The United Nations Office of Counter-Terrorism was established through the adoption of General Assembly resolution 71/291 on 15 June 2017. Mr. Vladimir Voronkov was appointed as Under-Secretary-General of the Office on 21 June 2017.
As suggested by Secretary-General Antonio Guterres in his report (A/71/858) on the Capability of the United Nations to Assist Member States in implementing the United Nations Global Counter-Terrorism Strategy, the Counter-Terrorism Implementation Task Force and the UN Counter-Terrorism Centre, initially established in the Department of Political Affairs were moved into a new Office of Counter-Terrorism headed by an Under-Secretary–General.
The new Under-Secretary-General will provide strategic leadership to United Nations counter-terrorism efforts, participate in the decision-making process of the United Nations and ensure that the cross-cutting origins and impact of terrorism are reflected in the work of the United Nations.
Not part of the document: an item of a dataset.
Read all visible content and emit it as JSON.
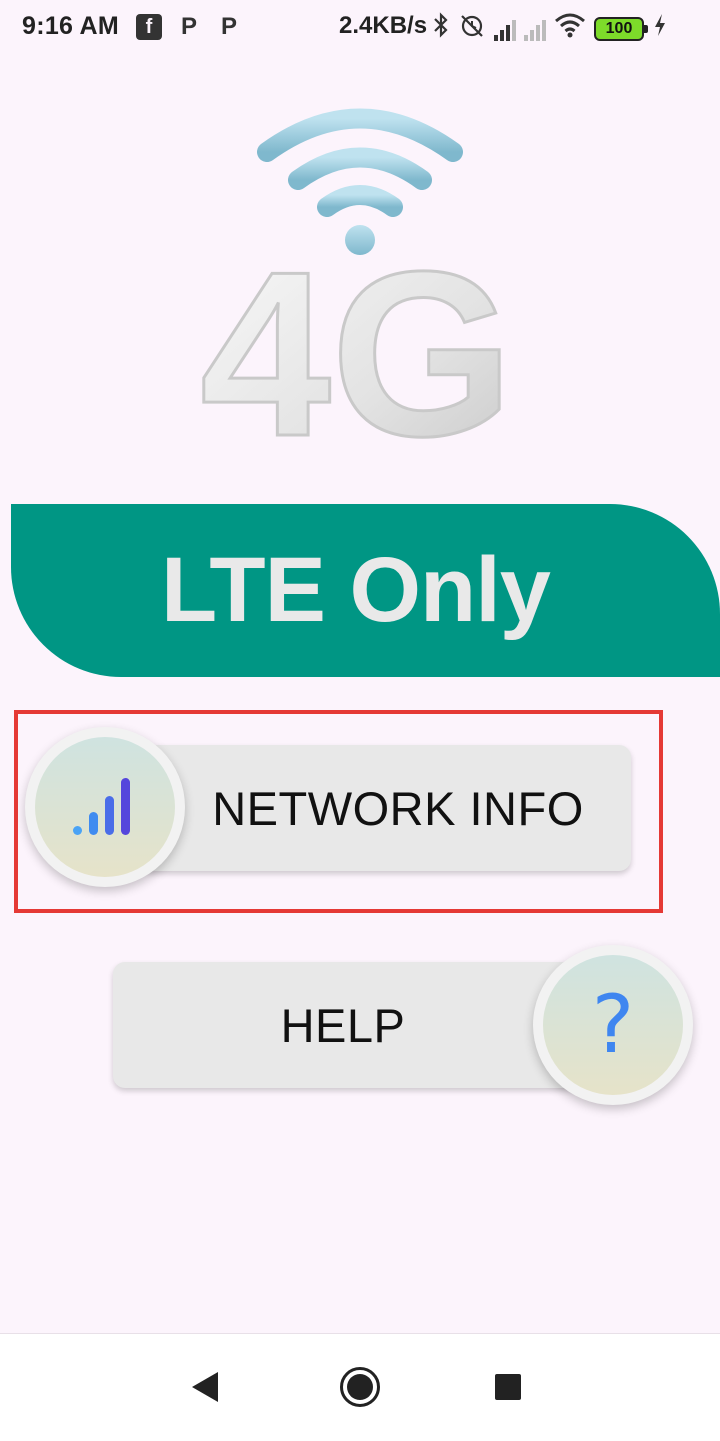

The Office of Counter-Terrorism has five main functions:
- (a) provide leadership on the General Assembly counter-terrorism mandates entrusted to the Secretary-General from across the United Nations system;
- (b) enhance coordination and coherence across the 38 Global Counter-Terrorism Coordination Compact (former CTITF) Task Force entities to ensure the balanced implementation of the four pillars of the UN Global Counter-Terrorism Strategy;
- (c) strengthen the delivery of United Nations counter-terrorism capacity-building assistance to Member States;
- (d) improve visibility, advocacy and resource mobilization for United Nations counter-terrorism efforts; and
- (e) ensure that due priority is given to counterterrorism across the United Nations system and that the important work on preventing violent extremism is firmly rooted in the Strategy.
The Office will aim to have a close relationship with Security Council bodies and Member States, strengthening existing and developing new partnerships through regular travel and attendance at counter-terrorism-related meetings.
The creation of the Office is the first major institutional reform undertaken by the Secretary-General.